“Whether a private security company can be held vicariously liable for the violent conduct of its employee involving firearms during the course of employment?”
GMP KAISAR SECURITY (M) SDN BHD v. MOHAMAD AMIRUL AMIN BIN MOHAMED AMIR  1 LNS 2455
- This is a Federal Court appeal against the Court of Appeal’s decision which had previously affirmed the High Court’s decision.
- The Appellant, GMP Kaisar Security (M) Sdn Bhd (“GMP”) (who is the 2nd Defendant in the court of first instance) entered into a contract with a private limited company to provide armed personal bodyguards.
- GMP had entered into a service contract with the 1st Defendant [the Guard] (who did not appear before the Appellate Court) to be their employee.
- GMP then assigned the Guard as a personal security guard or “bodyguard” for an individual named, Dato Ong Teik Kwang.

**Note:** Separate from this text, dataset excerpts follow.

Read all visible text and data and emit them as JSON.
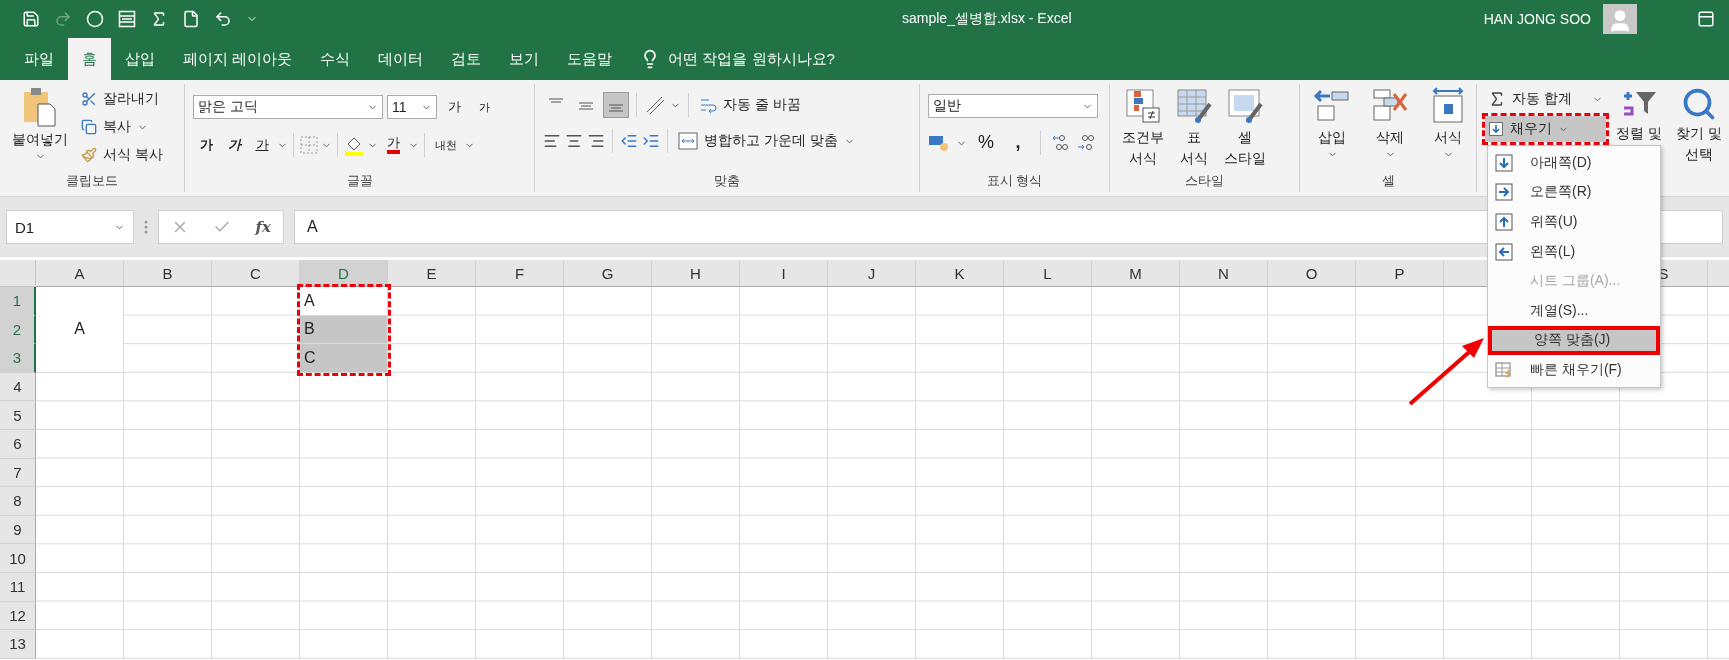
{
  "window": {
    "title": "sample_셀병합.xlsx  -  Excel",
    "user": "HAN JONG SOO"
  },
  "tabs": [
    {
      "label": "파일",
      "selected": false
    },
    {
      "label": "홈",
      "selected": true
    },
    {
      "label": "삽입",
      "selected": false
    },
    {
      "label": "페이지 레이아웃",
      "selected": false
    },
    {
      "label": "수식",
      "selected": false
    },
    {
      "label": "데이터",
      "selected": false
    },
    {
      "label": "검토",
      "selected": false
    },
    {
      "label": "보기",
      "selected": false
    },
    {
      "label": "도움말",
      "selected": false
    }
  ],
  "tell_me": "어떤 작업을 원하시나요?",
  "clipboard": {
    "label": "클립보드",
    "paste": "붙여넣기",
    "cut": "잘라내기",
    "copy": "복사",
    "format_painter": "서식 복사"
  },
  "font": {
    "label": "글꼴",
    "name": "맑은 고딕",
    "size": "11",
    "grow": "가",
    "shrink": "가",
    "bold": "가",
    "italic": "가",
    "underline": "가",
    "font_color": "가",
    "phonetic": "내천"
  },
  "alignment": {
    "label": "맞춤",
    "wrap_text": "자동 줄 바꿈",
    "merge": "병합하고 가운데 맞춤",
    "bottom_align_selected": true
  },
  "number": {
    "label": "표시 형식",
    "format": "일반",
    "percent": "%",
    "comma": ","
  },
  "styles": {
    "label": "스타일",
    "buttons": [
      {
        "lines": [
          "조건부",
          "서식"
        ]
      },
      {
        "lines": [
          "표",
          "서식"
        ]
      },
      {
        "lines": [
          "셀",
          "스타일"
        ]
      }
    ]
  },
  "cells": {
    "label": "셀",
    "buttons": [
      {
        "lines": [
          "삽입"
        ]
      },
      {
        "lines": [
          "삭제"
        ]
      },
      {
        "lines": [
          "서식"
        ]
      }
    ]
  },
  "editing": {
    "autosum": "자동 합계",
    "fill": {
      "label": "채우기",
      "highlighted": true
    },
    "sort": [
      "정렬 및"
    ],
    "find": [
      "찾기 및",
      "선택"
    ]
  },
  "fill_menu": [
    {
      "kind": "down",
      "label": "아래쪽(D)",
      "disabled": false,
      "selected": false
    },
    {
      "kind": "right",
      "label": "오른쪽(R)",
      "disabled": false,
      "selected": false
    },
    {
      "kind": "up",
      "label": "위쪽(U)",
      "disabled": false,
      "selected": false
    },
    {
      "kind": "left",
      "label": "왼쪽(L)",
      "disabled": false,
      "selected": false
    },
    {
      "kind": "plain",
      "label": "시트 그룹(A)...",
      "disabled": true,
      "selected": false
    },
    {
      "kind": "plain",
      "label": "계열(S)...",
      "disabled": false,
      "selected": false
    },
    {
      "kind": "plain",
      "label": "양쪽 맞춤(J)",
      "disabled": false,
      "selected": true
    },
    {
      "kind": "flash",
      "label": "빠른 채우기(F)",
      "disabled": false,
      "selected": false
    }
  ],
  "formula_bar": {
    "name_box": "D1",
    "fx": "fx",
    "value": "A"
  },
  "grid": {
    "columns": [
      {
        "label": "A",
        "selected": false
      },
      {
        "label": "B",
        "selected": false
      },
      {
        "label": "C",
        "selected": false
      },
      {
        "label": "D",
        "selected": true
      },
      {
        "label": "E",
        "selected": false
      },
      {
        "label": "F",
        "selected": false
      },
      {
        "label": "G",
        "selected": false
      },
      {
        "label": "H",
        "selected": false
      },
      {
        "label": "I",
        "selected": false
      },
      {
        "label": "J",
        "selected": false
      },
      {
        "label": "K",
        "selected": false
      },
      {
        "label": "L",
        "selected": false
      },
      {
        "label": "M",
        "selected": false
      },
      {
        "label": "N",
        "selected": false
      },
      {
        "label": "O",
        "selected": false
      },
      {
        "label": "P",
        "selected": false
      }
    ],
    "columns_after_menu": [
      {
        "label": "S",
        "selected": false
      }
    ],
    "merged_cell": {
      "text": "A"
    },
    "rows": [
      {
        "header": "1",
        "selected": true,
        "cells": [
          {
            "kind": "empty"
          },
          {
            "kind": "empty"
          },
          {
            "kind": "text",
            "text": "A",
            "selected": false
          }
        ]
      },
      {
        "header": "2",
        "selected": true,
        "cells": [
          {
            "kind": "empty"
          },
          {
            "kind": "empty"
          },
          {
            "kind": "text",
            "text": "B",
            "selected": true
          }
        ]
      },
      {
        "header": "3",
        "selected": true,
        "cells": [
          {
            "kind": "empty"
          },
          {
            "kind": "empty"
          },
          {
            "kind": "text",
            "text": "C",
            "selected": true
          }
        ]
      },
      {
        "header": "4",
        "selected": false
      },
      {
        "header": "5",
        "selected": false
      },
      {
        "header": "6",
        "selected": false
      },
      {
        "header": "7",
        "selected": false
      },
      {
        "header": "8",
        "selected": false
      },
      {
        "header": "9",
        "selected": false
      },
      {
        "header": "10",
        "selected": false
      },
      {
        "header": "11",
        "selected": false
      },
      {
        "header": "12",
        "selected": false
      },
      {
        "header": "13",
        "selected": false
      }
    ]
  }
}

- Due to the nature of its employment, GMP provided the Guard with an automatic pistol.
- On 1st December 2016, during the course of his employment, the Guard had used the said pistol and shot Dato Ong Teik Kwang and several other civilians, including the Respondent, Mohamad Amirl Amin (“Amirul”) who were passing through the Tun Dr Lim Chong Eu Highway in Penang.
- Amirul had sustained the gunshot injury to the chest which led to nerve injuries coupled with Post-Traumatic Stress Disorder (PTSD). Subsequently, Amirul filed a claim in tort against the Guard and GMP, for vicarious liability.
- After a full trial, the High Court found in favour of Amirul’s claim. Dissatisfied with the High Court’s decision, GMP appealed against the High Court’s decision.
- By a majority decision, the Court of Appeal affirmed the High Court’s decision. Hence this present appeal.
FEDERAL COURT DECISION- APPEAL DISMISSED!
- In dismissing the Appeal, the Federal Court was of the view that Amirul need only prove a few factors to determine if GMP is vicariously liable;
(i) the intentional wrong must be committed by the employee in the course of employment;
(ii) there must be connection between the wrongful act and the nature of the employment;
(iii) the nature of the employment is such that the public at large are exposed to risk of physical or proprietary
(iv) the risk is created by the employer, owing to the features of the business.
- The Federal Court held that GMP, being the employer was the registered owner of the firearms with the carry and use licence issued by the Home Minister. Therefore, it was GMP who equipped the Guard with the pistol, thus creating the risk.
- Further to that, GMP was responsible for selecting and employing the Guard to function as a personal bodyguard thus enabling him to carry the said firearm.
- The Federal Court noted that the Guard’s actions may have been unauthorised by his employer but the Guard’s actions in unlawfully discharging his firearm and causing injury to Amirul was so closely connected with his employment that it would be fair and just to hold the employer vicariously liable.
- In conclusion, the Guard’s wrongful act was not independent from the task he was employed to do so by GMP.